Use named HttpClients and then call AddResilienceHandler extension that is included in the Microsoft.Extensions.Http.Resilience package.

services
  .AddHttpClient("my-client")
  .AddResilienceHandler("circuit-breaker", builder =>
  {
      builder.AddCircuitBreaker(new());
  })
  .SelectPipelineByAuthority(); // This call ensures that circuit breaker is cached by each URL authority

And then use it:

HttpClient client = httpClientFactory.CreateClient("my-client");

await client.GetAsync(new Uri("https://downstream1.com/some-path"));

Reasoning:

  • The HttpClient integrates with Circuit Breaker during startup by using the AddResilienceHandler extension.
  • There's no need to call ExecuteAsync() directly. The DelegatingHandler handles it automatically.
  • By using the SelectPipelineByAuthority extension method, the resilience handler caches and assigns resilience pipeline to each authority (scheme + host + port) that is extracted from HTTP request message.

Reducing thrown exceptions

In case of Circuit Breaker when it is either in the Open or Isolated state new requests are rejected immediately.

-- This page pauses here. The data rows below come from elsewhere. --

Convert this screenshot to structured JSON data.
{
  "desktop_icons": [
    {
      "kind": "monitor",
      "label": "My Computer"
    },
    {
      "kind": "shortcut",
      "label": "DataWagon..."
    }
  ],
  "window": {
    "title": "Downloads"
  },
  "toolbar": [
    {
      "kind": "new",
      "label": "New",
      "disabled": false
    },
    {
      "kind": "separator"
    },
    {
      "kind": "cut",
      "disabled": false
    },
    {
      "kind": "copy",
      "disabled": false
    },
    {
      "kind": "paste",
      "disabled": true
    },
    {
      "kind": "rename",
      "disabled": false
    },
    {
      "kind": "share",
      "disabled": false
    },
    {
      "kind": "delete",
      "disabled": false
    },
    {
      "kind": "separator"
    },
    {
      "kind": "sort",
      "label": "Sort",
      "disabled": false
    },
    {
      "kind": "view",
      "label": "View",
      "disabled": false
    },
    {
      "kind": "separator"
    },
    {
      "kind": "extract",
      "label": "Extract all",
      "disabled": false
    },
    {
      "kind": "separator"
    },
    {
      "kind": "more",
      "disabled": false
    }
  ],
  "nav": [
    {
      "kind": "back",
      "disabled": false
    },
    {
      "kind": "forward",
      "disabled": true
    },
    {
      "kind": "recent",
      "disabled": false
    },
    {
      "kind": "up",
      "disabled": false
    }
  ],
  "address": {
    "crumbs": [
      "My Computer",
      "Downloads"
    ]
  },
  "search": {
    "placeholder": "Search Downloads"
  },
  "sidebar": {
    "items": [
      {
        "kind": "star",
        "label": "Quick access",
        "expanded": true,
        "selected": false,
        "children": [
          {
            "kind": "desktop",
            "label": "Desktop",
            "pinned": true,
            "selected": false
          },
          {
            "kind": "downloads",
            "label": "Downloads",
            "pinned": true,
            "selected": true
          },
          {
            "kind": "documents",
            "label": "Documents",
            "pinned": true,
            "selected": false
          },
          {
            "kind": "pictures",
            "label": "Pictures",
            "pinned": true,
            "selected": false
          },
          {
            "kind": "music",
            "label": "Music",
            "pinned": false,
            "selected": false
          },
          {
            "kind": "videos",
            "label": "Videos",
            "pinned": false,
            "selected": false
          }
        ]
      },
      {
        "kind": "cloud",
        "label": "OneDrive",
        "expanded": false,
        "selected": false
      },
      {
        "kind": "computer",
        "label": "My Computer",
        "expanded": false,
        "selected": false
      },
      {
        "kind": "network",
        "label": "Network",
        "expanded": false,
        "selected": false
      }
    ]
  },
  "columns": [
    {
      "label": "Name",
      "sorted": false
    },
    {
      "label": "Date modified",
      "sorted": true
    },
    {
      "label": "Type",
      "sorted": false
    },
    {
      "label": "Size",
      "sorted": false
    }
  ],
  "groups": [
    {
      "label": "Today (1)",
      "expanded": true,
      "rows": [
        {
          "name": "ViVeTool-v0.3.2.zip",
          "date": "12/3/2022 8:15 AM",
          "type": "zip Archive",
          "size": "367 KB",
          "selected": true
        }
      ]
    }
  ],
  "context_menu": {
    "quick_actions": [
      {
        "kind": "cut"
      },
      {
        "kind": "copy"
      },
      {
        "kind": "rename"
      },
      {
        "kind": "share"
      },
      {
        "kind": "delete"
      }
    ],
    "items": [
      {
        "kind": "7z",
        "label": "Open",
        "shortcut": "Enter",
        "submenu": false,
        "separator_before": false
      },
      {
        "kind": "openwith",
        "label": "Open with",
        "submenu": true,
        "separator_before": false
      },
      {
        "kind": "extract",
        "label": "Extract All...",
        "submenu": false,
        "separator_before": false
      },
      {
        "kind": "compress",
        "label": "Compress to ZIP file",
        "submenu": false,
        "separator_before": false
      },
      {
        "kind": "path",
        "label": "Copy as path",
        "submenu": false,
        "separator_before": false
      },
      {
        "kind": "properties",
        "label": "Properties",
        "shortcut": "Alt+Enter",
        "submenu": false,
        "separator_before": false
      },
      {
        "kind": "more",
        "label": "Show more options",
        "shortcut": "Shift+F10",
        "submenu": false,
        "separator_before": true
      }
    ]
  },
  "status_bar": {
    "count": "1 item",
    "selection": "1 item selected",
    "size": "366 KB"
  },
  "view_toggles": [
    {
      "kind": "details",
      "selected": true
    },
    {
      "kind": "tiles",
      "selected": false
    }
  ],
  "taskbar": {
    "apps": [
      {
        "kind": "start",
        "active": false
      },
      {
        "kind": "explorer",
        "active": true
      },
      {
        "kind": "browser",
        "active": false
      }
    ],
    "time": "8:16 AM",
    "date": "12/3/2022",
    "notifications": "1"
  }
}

That means the strategy will throw either a BrokenCircuitException or an IsolatedCircuitException respectively.

❌ DON'T

Use guard expression to call Execute{Async} only if the circuit is not broken:

var stateProvider = new CircuitBreakerStateProvider();
var circuitBreaker = new ResiliencePipelineBuilder()
    .AddCircuitBreaker(new()
    {
        ShouldHandle = new PredicateBuilder().Handle<HttpRequestException>(),
        BreakDuration = TimeSpan.FromSeconds(0.5),
        StateProvider = stateProvider
    })
    .Build();

if (stateProvider.CircuitState
    is not CircuitState.Open
    and not CircuitState.Isolated)
{
    var response = await circuitBreaker.ExecuteAsync(static async ct =>
    {
        return await IssueRequest();
    }, CancellationToken.None);

    // Your code goes here to process response
}

Reasoning:

  • The problem with this approach is that the circuit breaker will never transition into the HalfOpen state.
  • The circuit breaker does not act as an active object. In other words the state transition does not happen automatically in the background.
  • The circuit transition into the HalfOpen state when the Execute{Async} method is called and the BreakDuration elapsed.

✅ DO

Use ExecuteOutcomeAsync to avoid throwing exception:

var context = ResilienceContextPool.Shared.Get();
var circuitBreaker = new ResiliencePipelineBuilder()
    .AddCircuitBreaker(new()
    {
        ShouldHandle = new PredicateBuilder().Handle<HttpRequestException>(),
        BreakDuration = TimeSpan.FromSeconds(0.5),
    })
    .Build();

Outcome<HttpResponseMessage> outcome = await circuitBreaker.ExecuteOutcomeAsync(static async (ctx, state) =>
{
    var response = await IssueRequest();
    return Outcome.FromResult(response);
}, context, "state");

ResilienceContextPool.Shared.Return(context);

if (outcome.Exception is BrokenCircuitException)
{
    // The execution was stopped by the circuit breaker
}
else
{
    HttpResponseMessage response = outcome.Result!;
    // Your code goes here to process the response
}

Reasoning:

  • The ExecuteOutcomeAsync is a low-allocation API which does not throw exceptions; rather it captures them inside an Outcome data structure.
  • Since you are calling one of the Execute methods, that's why the circuit breaker can transition into the HalfOpen state.